Sermón correspondiente al Domingo XXV (A) 2020

Este nuevo ritmo de vida al que nos han sometido debería tener como fruto, entre otras cosas, más lectura buena y menos televisión o Netflix. Entre tanta literatura posible, quisiera recordar y recomendar al gran escritor escocés Bruce Marshall, convertido al catolicismo a los 18 años, y muerto a los 88 años en 1987. Como militar participó en las dos guerras mundiales. Sus novelas suelen ser humorísticas, algo satíricas, pero contienen un toque dramático. Aparece siempre el catolicismo, la guerra, el ejército y lo típicamente escocés. Muchas transcurren en la guerra, o en la post-guerra, con heridos de guerra (él perdió una pierna en batalla), o sobre espionaje (él fue capitán del servicio de espionaje, ayudando a la resistencia francesa). Algunas se llevaron al cine, como “Danubio rojo”, o “El ángel vestía de rojo”. En otras novelas el protagonista es un sacerdote, como “El milagro del padre Malaquías”, “El mundo, la carne y el padre Smith”, “Satanás y el Cardenal Campbell”, y “Las vacaciones del padre Hilario”, o sobre la Iglesia y el mundo actual como “El Obispo”, “El Papa”, “Pedro II”, y “Marx I”. Me he acordado de él porque una de sus novelas se inspira en el evangelio de hoy: se titula “A cada uno un denario”. El protagonista es un sacerdote en Paris, desde la primera guerra mundial hasta después de la segunda, que desde su humilde vida cotidiana ve pasar la situación del mundo, y hay un personaje que es comunista y ateo, que finalmente se convierte.

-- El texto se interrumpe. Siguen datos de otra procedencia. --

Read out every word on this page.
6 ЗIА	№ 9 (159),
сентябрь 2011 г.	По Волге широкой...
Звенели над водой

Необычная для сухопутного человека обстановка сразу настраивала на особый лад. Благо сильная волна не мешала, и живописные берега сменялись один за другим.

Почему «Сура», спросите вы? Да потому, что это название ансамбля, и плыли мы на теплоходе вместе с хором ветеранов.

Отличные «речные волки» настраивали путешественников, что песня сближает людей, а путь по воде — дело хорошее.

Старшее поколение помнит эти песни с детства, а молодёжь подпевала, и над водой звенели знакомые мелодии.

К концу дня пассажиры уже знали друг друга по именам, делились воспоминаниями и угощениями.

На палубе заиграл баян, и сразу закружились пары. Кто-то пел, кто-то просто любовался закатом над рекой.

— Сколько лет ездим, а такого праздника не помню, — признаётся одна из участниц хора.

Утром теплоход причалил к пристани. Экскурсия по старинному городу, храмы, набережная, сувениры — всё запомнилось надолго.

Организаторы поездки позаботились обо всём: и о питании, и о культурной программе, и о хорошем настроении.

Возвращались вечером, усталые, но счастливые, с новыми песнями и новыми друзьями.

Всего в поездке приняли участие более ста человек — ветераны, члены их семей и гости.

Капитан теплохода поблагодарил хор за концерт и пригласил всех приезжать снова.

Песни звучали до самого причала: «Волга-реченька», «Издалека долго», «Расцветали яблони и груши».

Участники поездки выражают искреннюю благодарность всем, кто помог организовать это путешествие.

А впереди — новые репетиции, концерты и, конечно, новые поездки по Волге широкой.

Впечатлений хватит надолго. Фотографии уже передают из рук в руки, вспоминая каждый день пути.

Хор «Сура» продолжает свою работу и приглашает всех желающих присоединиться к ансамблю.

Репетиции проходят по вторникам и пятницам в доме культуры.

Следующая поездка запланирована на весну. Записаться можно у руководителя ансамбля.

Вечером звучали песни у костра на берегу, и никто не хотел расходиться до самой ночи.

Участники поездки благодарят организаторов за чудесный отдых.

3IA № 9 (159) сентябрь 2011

No es infrecuente que conozcamos personas que no creen, o de mala conducta, y juzgar que no parece posible que cambien. Sin embargo, hay conversiones hasta en el lecho de muerte. Pero es casi inevitable pensar que no es lo mismo haber sido fieles toda la vida que desde la mitad, o al final. Esta forma de juzgar viene de un criterio de justicia humana. Es el reclamo que hacen en la parábola de hoy los que terminan recibiendo el mismo denario que los que empezaron a trabajar después.


Sería equivocado interpretar o aplicar esta parábola al mundo laboral, a la desocupación o a los salarios. No trata de una cuestión social. Las parábolas son comparaciones que hace Jesús para hablar del Reino de los cielos, y así lo dice. Aquí el dueño de la viña es Dios. Por eso, es el Dueño de la viña quien busca trabajadores a distintas horas. No se trata de gente que busca trabajo, sino de una oferta de trabajo, y no de cualquier trabajo, sino de “trabajar en la viña del Señor”, es decir, de entrar a la Iglesia. Y entonces hay un “llamado” de Dios para eso, una invitación.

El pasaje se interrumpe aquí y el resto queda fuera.